Retrieval-Augmented Generation (RAG)

Retrieval-Augmented Generation (RAG) is an architectural framework in artificial intelligence that enhances the capabilities of a Large Language Model (LLM) by grounding its generation process in external, authoritative knowledge bases. Instead of relying solely on the static, pre-trained parameters of the LLM, a RAG system retrieves relevant context in real-time to answer user queries accurately.

Key Features

  • Grounding and Accuracy: By retrieving context directly from verified documentation, RAG minimizes model hallucinations and ensures responses are factual and sourceable.
  • Dynamic Knowledge Access: RAG systems can access live data, private enterprise repositories, or real-time web searches, bridging the gap of static training data cutoff dates.
  • Cost & Computation Efficiency: Updating external knowledge files or databases is significantly faster and less resource-intensive than fine-tuning or retraining model weights.
  • Provenance & Transparency: Because retrieved documents are explicitly supplied to the prompt, the system can cite specific references, enhancing auditability and trust.
  • Domain Adaptability: Organizations can safely run LLMs over proprietary databases containing sensitive or specialized industry terminologies.

Core Process & Components

  1. Ingestion & Indexing: Data is extracted from source documents, cleaned, divided into manageable semantic chunks, converted into vector Embeddings, and stored inside a Vector Database.
  2. Retrieval: When a query is made, a retriever searches the vector database using semantic similarity search to identify the most relevant chunks.
  3. Generation: The retriever prepends the relevant chunks to the user query inside an augmented prompt.

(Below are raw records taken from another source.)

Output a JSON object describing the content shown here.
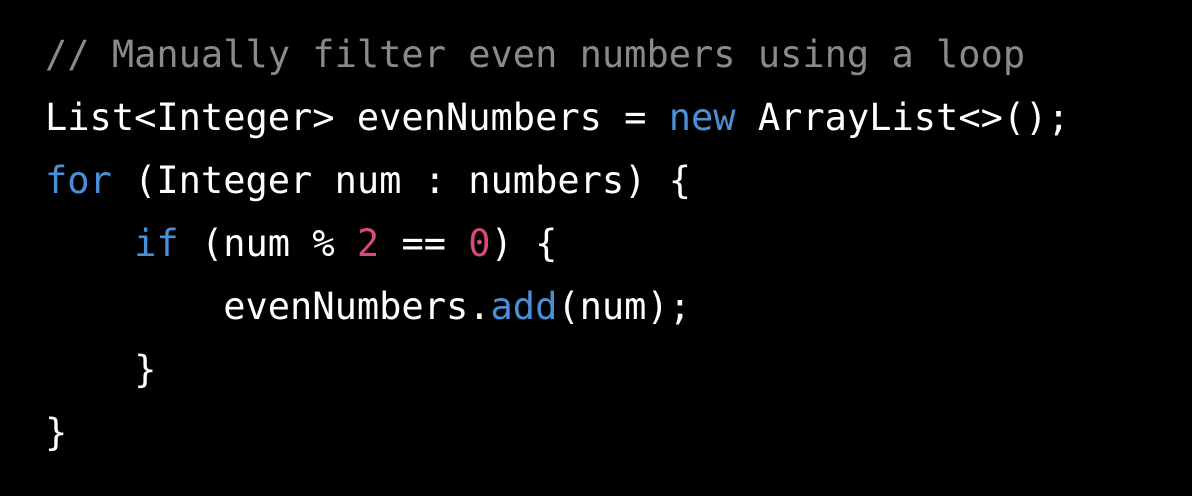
{
  "theme": {
    "background": "#000000",
    "text": "#ffffff",
    "comment": "#8a8a8a",
    "keyword": "#4a90d9",
    "number": "#d94a7a"
  },
  "code": {
    "line1": {
      "comment": "// Manually filter even numbers using a loop"
    },
    "line2": {
      "decl": "List<Integer> evenNumbers = ",
      "kw_new": "new",
      "ctor": " ArrayList<>();"
    },
    "line3": {
      "kw_for": "for",
      "rest": " (Integer num : numbers) {"
    },
    "line4": {
      "indent": "    ",
      "kw_if": "if",
      "cond_a": " (num % ",
      "num_two": "2",
      "cond_b": " == ",
      "num_zero": "0",
      "cond_c": ") {"
    },
    "line5": {
      "indent": "        ",
      "target": "evenNumbers.",
      "method": "add",
      "args": "(num);"
    },
    "line6": {
      "indent": "    ",
      "brace": "}"
    },
    "line7": {
      "brace": "}"
    }
  }
}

The generator (LLM) consumes this prompt to produce a factual, context-grounded response.
  • Hybrid Search: Combining keyword-based lexical search (like BM25) and vector-based semantic search to maximize retrieval recall and precision.
  • Reranking: Utilizing specialized models to re-evaluate and sort initially retrieved context before passing it to the generator.
  • Agentic RAG: Advanced AI agent workflows that autonomously decide when to search, which databases to query, and how to verify retrieved facts.
  • GraphRAG: Injecting a Knowledge Graph to represent structured relationships, enabling reasoning across multi-hop relationships.
  • RAG Evaluation (RAGAS): Standardized metrics designed to evaluate retrieval precision, faithfulness of generation, and semantic relevance.